Microsoft’s commitment to integrating hardware and software is highlighted by Rani Borkar, corporate vice president for Azure Hardware Systems and Infrastructure, who emphasises, “Software is our core strength, but frankly, we are a systems company. At Microsoft, we are co-designing and optimising hardware and software together so that one plus one is greater than two”. This statement underscores the strategic direction Microsoft is taking with its custom silicon endeavours.
The sustainability aspect of Microsoft’s chip design, particularly the Cobalt 100 CPU, is noteworthy. Built on Arm architecture, known for its energy efficiency, it aligns with Microsoft’s broader sustainability goals. This focus on ‘performance per watt’ demonstrates a commitment to eco-friendly technology solutions, setting a precedent for environmentally conscious hardware development in the tech industry. With Microsoft’s emphasis on optimising power efficiency across its datacenters, the Cobalt 100 CPU represents a step forward in reducing the environmental impact of high-performance computing.
What does this mean for the future of custom silicon?
While it comes as no surprise that Microsoft has developed their own custom IC solution, it does go to show that as technology progresses, custom ICs will provide engineers with major benefits. Even though custom ICs are not suitable for all designs (as off-the-shelf components can do extremely well while providing exceedingly high-cost savings), those looking to design extremely high-performance devices that need to reduce energy consumption will certainly benefit from custom ICs.
The development of Microsoft’s custom chips is not just a technical achievement but also has significant implications for users. Enhanced efficiency and performance in cloud services, powered by these chips, could lead to more robust and responsive cloud-based applications, directly benefiting end-users and businesses relying on Azure’s cloud ecosystem.
So, going forward
We are unlikely to see custom IC solutions in off-the-shelf PCs and laptops as they will continue to utilise devices manufactured by AMD and Intel, but Apple products will undoubtedly move towards totally custom solutions.
However, if semiconductor foundries start to open up economic services for smaller production volumes of custom chips, then it is possible that everyday domestic devices may adopt such technologies.

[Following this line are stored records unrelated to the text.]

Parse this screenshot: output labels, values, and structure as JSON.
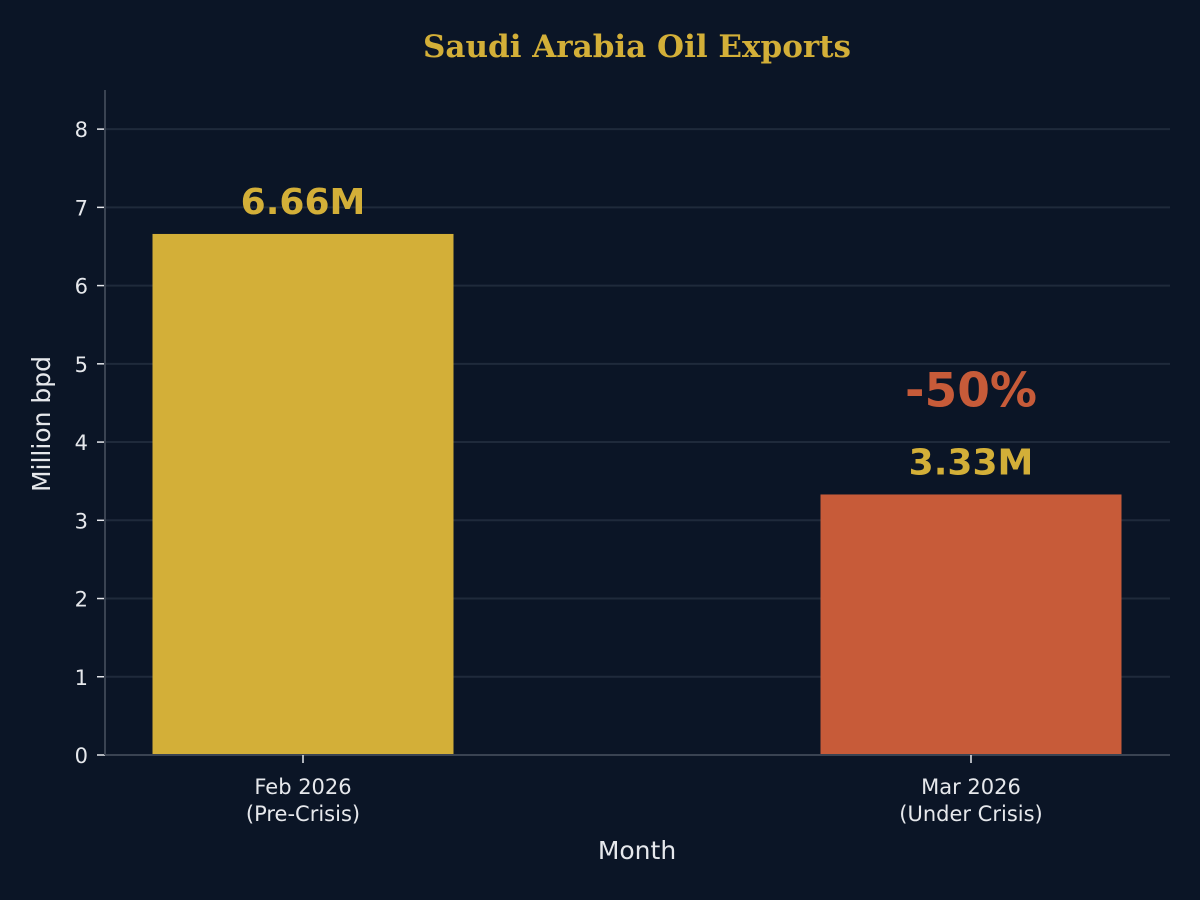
{
  "chart_data": {
    "type": "bar",
    "title": "Saudi Arabia Oil Exports",
    "xlabel": "Month",
    "ylabel": "Million bpd",
    "categories": [
      [
        "Feb 2026",
        "(Pre-Crisis)"
      ],
      [
        "Mar 2026",
        "(Under Crisis)"
      ]
    ],
    "values": [
      6.66,
      3.33
    ],
    "value_labels": [
      "6.66M",
      "3.33M"
    ],
    "annotation": {
      "text": "-50%",
      "category_index": 1
    },
    "ylim": [
      0,
      8.5
    ],
    "yticks": [
      0,
      1,
      2,
      3,
      4,
      5,
      6,
      7,
      8
    ],
    "grid": "horizontal",
    "colors": {
      "background": "#0b1526",
      "bars": [
        "#d3af38",
        "#c75b39"
      ],
      "title": "#d3af38",
      "value_label": "#d3af38",
      "annotation": "#c75b39",
      "text": "#e6e8ec",
      "grid": "#1f2a3b",
      "axis": "#3a4352"
    }
  }
}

For example, IoT devices may see significant benefits to custom ICs thanks to the reduced energy consumption and the ability to only integrate hardware features that are absolutely needed.
Will custom IC services become cheap enough for individuals to use? Unlikely. However, it is possible that future fabrication services could even allow individuals to combine chip dies into custom packages to provide an excellent balance between flexibility and price.
The advent of Microsoft’s custom chips marks a pivotal moment in the industry, showcasing a trend towards greater integration of hardware and software. This approach, where companies like Microsoft develop chips precisely suited for their software and services, may inspire other tech giants to follow suit, potentially reshaping the landscape of the cloud computing and AI sectors.
Looking ahead, Microsoft’s venture into custom silicon is just the beginning. With plans already underway for the second-generation versions of the Azure Maia AI Accelerator and Azure Cobalt CPU series, the future seems bright for further advancements in AI and cloud computing technology. This ongoing innovation reaffirms Microsoft’s commitment to optimising every layer of its technology stack, from silicon to service.